There are many different approaches for immobilizing proteins to create biochips. The technique described here involving SAM-coated gold surfaces provides a relatively simple general procedure to covalently immobilize proteins regio- and chemoselectively using a bioorthogonal Huisgen [3 + 2] cycloaddition. The immobilized proteins, in this work, GFP, GST, and proG, were immobilized directly from cell-free homogenates chemoselectively and visualized with fluorescent antibodies.
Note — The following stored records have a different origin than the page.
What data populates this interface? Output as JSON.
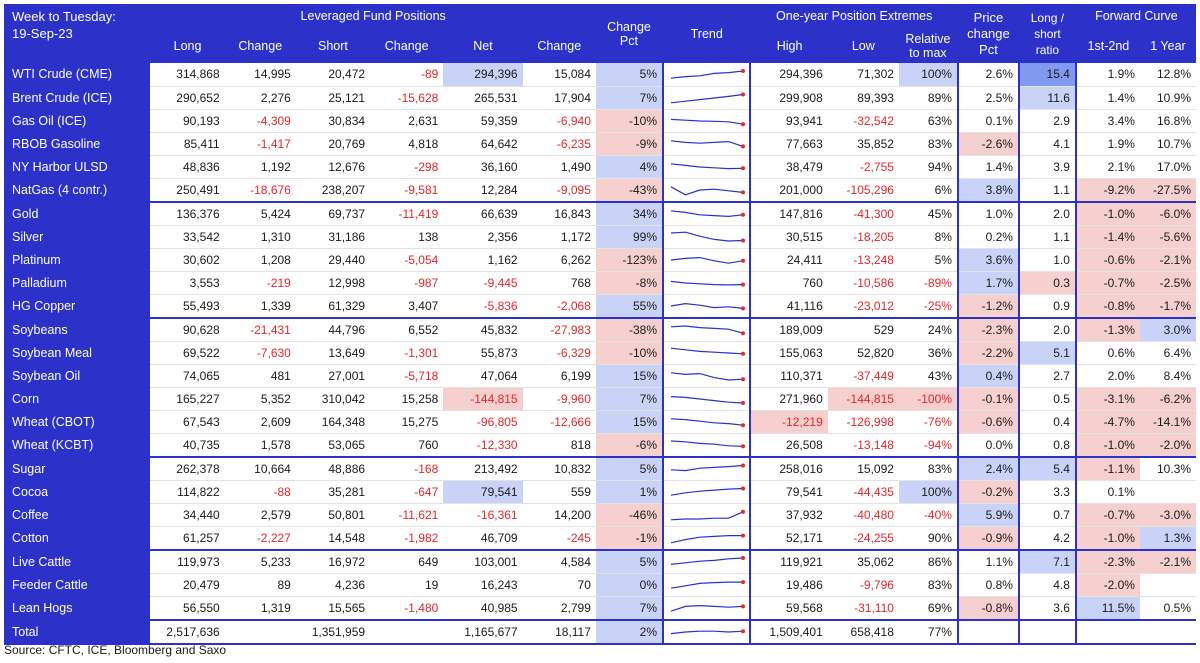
{
  "header": {
    "corner_line1": "Week to Tuesday:",
    "corner_line2": "19-Sep-23",
    "group_positions": "Leveraged Fund Positions",
    "group_extremes": "One-year Position Extremes",
    "group_price": "Price change Pct",
    "group_ratio": "Long / short ratio",
    "group_curve": "Forward Curve",
    "cols": {
      "long": "Long",
      "change1": "Change",
      "short": "Short",
      "change2": "Change",
      "net": "Net",
      "change3": "Change",
      "change_pct": "Change Pct",
      "trend": "Trend",
      "high": "High",
      "low": "Low",
      "relative": "Relative to max",
      "c1": "1st-2nd",
      "c2": "1 Year"
    }
  },
  "colors": {
    "header_blue": "#2b31c9",
    "negative_text": "#e8262b",
    "negative_fill": "#f6cfcf",
    "positive_fill": "#c9d3f7",
    "strong_fill": "#8199ee",
    "spark_line": "#2b31c9",
    "spark_dot": "#e8262b"
  },
  "rows": [
    {
      "name": "WTI Crude (CME)",
      "long": "314,868",
      "chg_long": "14,995",
      "short": "20,472",
      "chg_short": "-89",
      "net": "294,396",
      "chg_net": "15,084",
      "chg_pct": "5%",
      "trend": [
        0.3,
        0.4,
        0.45,
        0.6,
        0.65,
        0.75
      ],
      "high": "294,396",
      "low": "71,302",
      "rel": "100%",
      "price": "2.6%",
      "ratio": "15.4",
      "fc1": "1.9%",
      "fc2": "12.8%"
    },
    {
      "name": "Brent Crude (ICE)",
      "long": "290,652",
      "chg_long": "2,276",
      "short": "25,121",
      "chg_short": "-15,628",
      "net": "265,531",
      "chg_net": "17,904",
      "chg_pct": "7%",
      "trend": [
        0.2,
        0.3,
        0.4,
        0.5,
        0.6,
        0.72
      ],
      "high": "299,908",
      "low": "89,393",
      "rel": "89%",
      "price": "2.5%",
      "ratio": "11.6",
      "fc1": "1.4%",
      "fc2": "10.9%"
    },
    {
      "name": "Gas Oil (ICE)",
      "long": "90,193",
      "chg_long": "-4,309",
      "short": "30,834",
      "chg_short": "2,631",
      "net": "59,359",
      "chg_net": "-6,940",
      "chg_pct": "-10%",
      "trend": [
        0.6,
        0.55,
        0.5,
        0.48,
        0.45,
        0.3
      ],
      "high": "93,941",
      "low": "-32,542",
      "rel": "63%",
      "price": "0.1%",
      "ratio": "2.9",
      "fc1": "3.4%",
      "fc2": "16.8%"
    },
    {
      "name": "RBOB Gasoline",
      "long": "85,411",
      "chg_long": "-1,417",
      "short": "20,769",
      "chg_short": "4,818",
      "net": "64,642",
      "chg_net": "-6,235",
      "chg_pct": "-9%",
      "trend": [
        0.7,
        0.6,
        0.55,
        0.6,
        0.65,
        0.35
      ],
      "high": "77,663",
      "low": "35,852",
      "rel": "83%",
      "price": "-2.6%",
      "ratio": "4.1",
      "fc1": "1.9%",
      "fc2": "10.7%"
    },
    {
      "name": "NY Harbor ULSD",
      "long": "48,836",
      "chg_long": "1,192",
      "short": "12,676",
      "chg_short": "-298",
      "net": "36,160",
      "chg_net": "1,490",
      "chg_pct": "4%",
      "trend": [
        0.7,
        0.6,
        0.5,
        0.45,
        0.4,
        0.42
      ],
      "high": "38,479",
      "low": "-2,755",
      "rel": "94%",
      "price": "1.4%",
      "ratio": "3.9",
      "fc1": "2.1%",
      "fc2": "17.0%"
    },
    {
      "name": "NatGas (4 contr.)",
      "long": "250,491",
      "chg_long": "-18,676",
      "short": "238,207",
      "chg_short": "-9,581",
      "net": "12,284",
      "chg_net": "-9,095",
      "chg_pct": "-43%",
      "trend": [
        0.7,
        0.2,
        0.5,
        0.55,
        0.45,
        0.35
      ],
      "high": "201,000",
      "low": "-105,296",
      "rel": "6%",
      "price": "3.8%",
      "ratio": "1.1",
      "fc1": "-9.2%",
      "fc2": "-27.5%",
      "grp_end": true
    },
    {
      "name": "Gold",
      "long": "136,376",
      "chg_long": "5,424",
      "short": "69,737",
      "chg_short": "-11,419",
      "net": "66,639",
      "chg_net": "16,843",
      "chg_pct": "34%",
      "trend": [
        0.7,
        0.6,
        0.45,
        0.4,
        0.35,
        0.45
      ],
      "high": "147,816",
      "low": "-41,300",
      "rel": "45%",
      "price": "1.0%",
      "ratio": "2.0",
      "fc1": "-1.0%",
      "fc2": "-6.0%"
    },
    {
      "name": "Silver",
      "long": "33,542",
      "chg_long": "1,310",
      "short": "31,186",
      "chg_short": "138",
      "net": "2,356",
      "chg_net": "1,172",
      "chg_pct": "99%",
      "trend": [
        0.75,
        0.8,
        0.55,
        0.35,
        0.25,
        0.28
      ],
      "high": "30,515",
      "low": "-18,205",
      "rel": "8%",
      "price": "0.2%",
      "ratio": "1.1",
      "fc1": "-1.4%",
      "fc2": "-5.6%"
    },
    {
      "name": "Platinum",
      "long": "30,602",
      "chg_long": "1,208",
      "short": "29,440",
      "chg_short": "-5,054",
      "net": "1,162",
      "chg_net": "6,262",
      "chg_pct": "-123%",
      "trend": [
        0.5,
        0.6,
        0.65,
        0.45,
        0.3,
        0.45
      ],
      "high": "24,411",
      "low": "-13,248",
      "rel": "5%",
      "price": "3.6%",
      "ratio": "1.0",
      "fc1": "-0.6%",
      "fc2": "-2.1%"
    },
    {
      "name": "Palladium",
      "long": "3,553",
      "chg_long": "-219",
      "short": "12,998",
      "chg_short": "-987",
      "net": "-9,445",
      "chg_net": "768",
      "chg_pct": "-8%",
      "trend": [
        0.6,
        0.5,
        0.45,
        0.4,
        0.38,
        0.4
      ],
      "high": "760",
      "low": "-10,586",
      "rel": "-89%",
      "price": "1.7%",
      "ratio": "0.3",
      "fc1": "-0.7%",
      "fc2": "-2.5%"
    },
    {
      "name": "HG Copper",
      "long": "55,493",
      "chg_long": "1,339",
      "short": "61,329",
      "chg_short": "3,407",
      "net": "-5,836",
      "chg_net": "-2,068",
      "chg_pct": "55%",
      "trend": [
        0.5,
        0.65,
        0.55,
        0.4,
        0.45,
        0.35
      ],
      "high": "41,116",
      "low": "-23,012",
      "rel": "-25%",
      "price": "-1.2%",
      "ratio": "0.9",
      "fc1": "-0.8%",
      "fc2": "-1.7%",
      "grp_end": true
    },
    {
      "name": "Soybeans",
      "long": "90,628",
      "chg_long": "-21,431",
      "short": "44,796",
      "chg_short": "6,552",
      "net": "45,832",
      "chg_net": "-27,983",
      "chg_pct": "-38%",
      "trend": [
        0.7,
        0.75,
        0.65,
        0.6,
        0.55,
        0.3
      ],
      "high": "189,009",
      "low": "529",
      "rel": "24%",
      "price": "-2.3%",
      "ratio": "2.0",
      "fc1": "-1.3%",
      "fc2": "3.0%"
    },
    {
      "name": "Soybean Meal",
      "long": "69,522",
      "chg_long": "-7,630",
      "short": "13,649",
      "chg_short": "-1,301",
      "net": "55,873",
      "chg_net": "-6,329",
      "chg_pct": "-10%",
      "trend": [
        0.8,
        0.7,
        0.6,
        0.55,
        0.5,
        0.45
      ],
      "high": "155,063",
      "low": "52,820",
      "rel": "36%",
      "price": "-2.2%",
      "ratio": "5.1",
      "fc1": "0.6%",
      "fc2": "6.4%"
    },
    {
      "name": "Soybean Oil",
      "long": "74,065",
      "chg_long": "481",
      "short": "27,001",
      "chg_short": "-5,718",
      "net": "47,064",
      "chg_net": "6,199",
      "chg_pct": "15%",
      "trend": [
        0.7,
        0.6,
        0.65,
        0.4,
        0.25,
        0.3
      ],
      "high": "110,371",
      "low": "-37,449",
      "rel": "43%",
      "price": "0.4%",
      "ratio": "2.7",
      "fc1": "2.0%",
      "fc2": "8.4%"
    },
    {
      "name": "Corn",
      "long": "165,227",
      "chg_long": "5,352",
      "short": "310,042",
      "chg_short": "15,258",
      "net": "-144,815",
      "chg_net": "-9,960",
      "chg_pct": "7%",
      "trend": [
        0.65,
        0.6,
        0.5,
        0.4,
        0.3,
        0.25
      ],
      "high": "271,960",
      "low": "-144,815",
      "rel": "-100%",
      "price": "-0.1%",
      "ratio": "0.5",
      "fc1": "-3.1%",
      "fc2": "-6.2%"
    },
    {
      "name": "Wheat (CBOT)",
      "long": "67,543",
      "chg_long": "2,609",
      "short": "164,348",
      "chg_short": "15,275",
      "net": "-96,805",
      "chg_net": "-12,666",
      "chg_pct": "15%",
      "trend": [
        0.7,
        0.65,
        0.55,
        0.45,
        0.4,
        0.3
      ],
      "high": "-12,219",
      "low": "-126,998",
      "rel": "-76%",
      "price": "-0.6%",
      "ratio": "0.4",
      "fc1": "-4.7%",
      "fc2": "-14.1%"
    },
    {
      "name": "Wheat (KCBT)",
      "long": "40,735",
      "chg_long": "1,578",
      "short": "53,065",
      "chg_short": "760",
      "net": "-12,330",
      "chg_net": "818",
      "chg_pct": "-6%",
      "trend": [
        0.75,
        0.7,
        0.6,
        0.55,
        0.45,
        0.42
      ],
      "high": "26,508",
      "low": "-13,148",
      "rel": "-94%",
      "price": "0.0%",
      "ratio": "0.8",
      "fc1": "-1.0%",
      "fc2": "-2.0%",
      "grp_end": true
    },
    {
      "name": "Sugar",
      "long": "262,378",
      "chg_long": "10,664",
      "short": "48,886",
      "chg_short": "-168",
      "net": "213,492",
      "chg_net": "10,832",
      "chg_pct": "5%",
      "trend": [
        0.45,
        0.4,
        0.55,
        0.6,
        0.65,
        0.72
      ],
      "high": "258,016",
      "low": "15,092",
      "rel": "83%",
      "price": "2.4%",
      "ratio": "5.4",
      "fc1": "-1.1%",
      "fc2": "10.3%"
    },
    {
      "name": "Cocoa",
      "long": "114,822",
      "chg_long": "-88",
      "short": "35,281",
      "chg_short": "-647",
      "net": "79,541",
      "chg_net": "559",
      "chg_pct": "1%",
      "trend": [
        0.3,
        0.45,
        0.55,
        0.62,
        0.68,
        0.72
      ],
      "high": "79,541",
      "low": "-44,435",
      "rel": "100%",
      "price": "-0.2%",
      "ratio": "3.3",
      "fc1": "0.1%",
      "fc2": ""
    },
    {
      "name": "Coffee",
      "long": "34,440",
      "chg_long": "2,579",
      "short": "50,801",
      "chg_short": "-11,621",
      "net": "-16,361",
      "chg_net": "14,200",
      "chg_pct": "-46%",
      "trend": [
        0.2,
        0.25,
        0.25,
        0.3,
        0.3,
        0.7
      ],
      "high": "37,932",
      "low": "-40,480",
      "rel": "-40%",
      "price": "5.9%",
      "ratio": "0.7",
      "fc1": "-0.7%",
      "fc2": "-3.0%"
    },
    {
      "name": "Cotton",
      "long": "61,257",
      "chg_long": "-2,227",
      "short": "14,548",
      "chg_short": "-1,982",
      "net": "46,709",
      "chg_net": "-245",
      "chg_pct": "-1%",
      "trend": [
        0.2,
        0.4,
        0.55,
        0.6,
        0.65,
        0.65
      ],
      "high": "52,171",
      "low": "-24,255",
      "rel": "90%",
      "price": "-0.9%",
      "ratio": "4.2",
      "fc1": "-1.0%",
      "fc2": "1.3%",
      "grp_end": true
    },
    {
      "name": "Live Cattle",
      "long": "119,973",
      "chg_long": "5,233",
      "short": "16,972",
      "chg_short": "649",
      "net": "103,001",
      "chg_net": "4,584",
      "chg_pct": "5%",
      "trend": [
        0.35,
        0.45,
        0.55,
        0.6,
        0.7,
        0.75
      ],
      "high": "119,921",
      "low": "35,062",
      "rel": "86%",
      "price": "1.1%",
      "ratio": "7.1",
      "fc1": "-2.3%",
      "fc2": "-2.1%"
    },
    {
      "name": "Feeder Cattle",
      "long": "20,479",
      "chg_long": "89",
      "short": "4,236",
      "chg_short": "19",
      "net": "16,243",
      "chg_net": "70",
      "chg_pct": "0%",
      "trend": [
        0.3,
        0.45,
        0.6,
        0.65,
        0.68,
        0.68
      ],
      "high": "19,486",
      "low": "-9,796",
      "rel": "83%",
      "price": "0.8%",
      "ratio": "4.8",
      "fc1": "-2.0%",
      "fc2": ""
    },
    {
      "name": "Lean Hogs",
      "long": "56,550",
      "chg_long": "1,319",
      "short": "15,565",
      "chg_short": "-1,480",
      "net": "40,985",
      "chg_net": "2,799",
      "chg_pct": "7%",
      "trend": [
        0.3,
        0.6,
        0.65,
        0.6,
        0.55,
        0.6
      ],
      "high": "59,568",
      "low": "-31,110",
      "rel": "69%",
      "price": "-0.8%",
      "ratio": "3.6",
      "fc1": "11.5%",
      "fc2": "0.5%",
      "grp_end": true
    },
    {
      "name": "Total",
      "long": "2,517,636",
      "chg_long": "",
      "short": "1,351,959",
      "chg_short": "",
      "net": "1,165,677",
      "chg_net": "18,117",
      "chg_pct": "2%",
      "trend": [
        0.4,
        0.5,
        0.55,
        0.55,
        0.5,
        0.55
      ],
      "high": "1,509,401",
      "low": "658,418",
      "rel": "77%",
      "price": "",
      "ratio": "",
      "fc1": "",
      "fc2": "",
      "total": true
    }
  ],
  "fills": {
    "chg_pct_pos": [
      "WTI Crude (CME)",
      "Brent Crude (ICE)",
      "NY Harbor ULSD",
      "Gold",
      "Silver",
      "HG Copper",
      "Soybean Oil",
      "Corn",
      "Wheat (CBOT)",
      "Sugar",
      "Cocoa",
      "Live Cattle",
      "Feeder Cattle",
      "Lean Hogs",
      "Total"
    ],
    "chg_pct_neg": [
      "Gas Oil (ICE)",
      "RBOB Gasoline",
      "NatGas (4 contr.)",
      "Platinum",
      "Palladium",
      "Soybeans",
      "Soybean Meal",
      "Wheat (KCBT)",
      "Coffee",
      "Cotton"
    ],
    "net_pos": [
      "WTI Crude (CME)",
      "Cocoa"
    ],
    "net_neg": [
      "Corn"
    ],
    "high_neg": [
      "Wheat (CBOT)"
    ],
    "low_neg": [
      "Corn"
    ],
    "rel_pos": [
      "WTI Crude (CME)",
      "Cocoa"
    ],
    "rel_neg": [
      "Corn"
    ],
    "price_pos": [
      "Coffee"
    ],
    "price_neg": [
      "RBOB Gasoline",
      "HG Copper",
      "Soybeans",
      "Soybean Meal",
      "Corn",
      "Wheat (CBOT)",
      "Cocoa",
      "Cotton",
      "Lean Hogs"
    ],
    "price_lightpos": [
      "NatGas (4 contr.)",
      "Platinum",
      "Palladium",
      "Soybean Oil",
      "Sugar"
    ],
    "ratio_strong": [
      "WTI Crude (CME)"
    ],
    "ratio_pos": [
      "Brent Crude (ICE)",
      "Soybean Meal",
      "Live Cattle",
      "Sugar"
    ],
    "ratio_neg": [
      "Palladium"
    ],
    "fc1_neg": [
      "NatGas (4 contr.)",
      "Gold",
      "Silver",
      "Platinum",
      "Palladium",
      "HG Copper",
      "Soybeans",
      "Corn",
      "Wheat (CBOT)",
      "Wheat (KCBT)",
      "Sugar",
      "Coffee",
      "Cotton",
      "Live Cattle",
      "Feeder Cattle"
    ],
    "fc1_pos": [
      "Lean Hogs"
    ],
    "fc2_neg": [
      "NatGas (4 contr.)",
      "Gold",
      "Silver",
      "Platinum",
      "Palladium",
      "HG Copper",
      "Corn",
      "Wheat (CBOT)",
      "Wheat (KCBT)",
      "Coffee",
      "Live Cattle"
    ],
    "fc2_pos": [
      "Soybeans",
      "Cotton"
    ]
  },
  "source": "Source: CFTC, ICE, Bloomberg and Saxo"
}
While the proteins can be immobilized on either thiol- or DTC-coated gold surfaces, DTC SAMs are more stable and amine-terminated linkers used to construct the SAMs are easier to handle and store than their thiol-terminated linkers. When used to immobilize antibody-binding proteins, this technique can be extended to detect a wide variety of molecules.[30]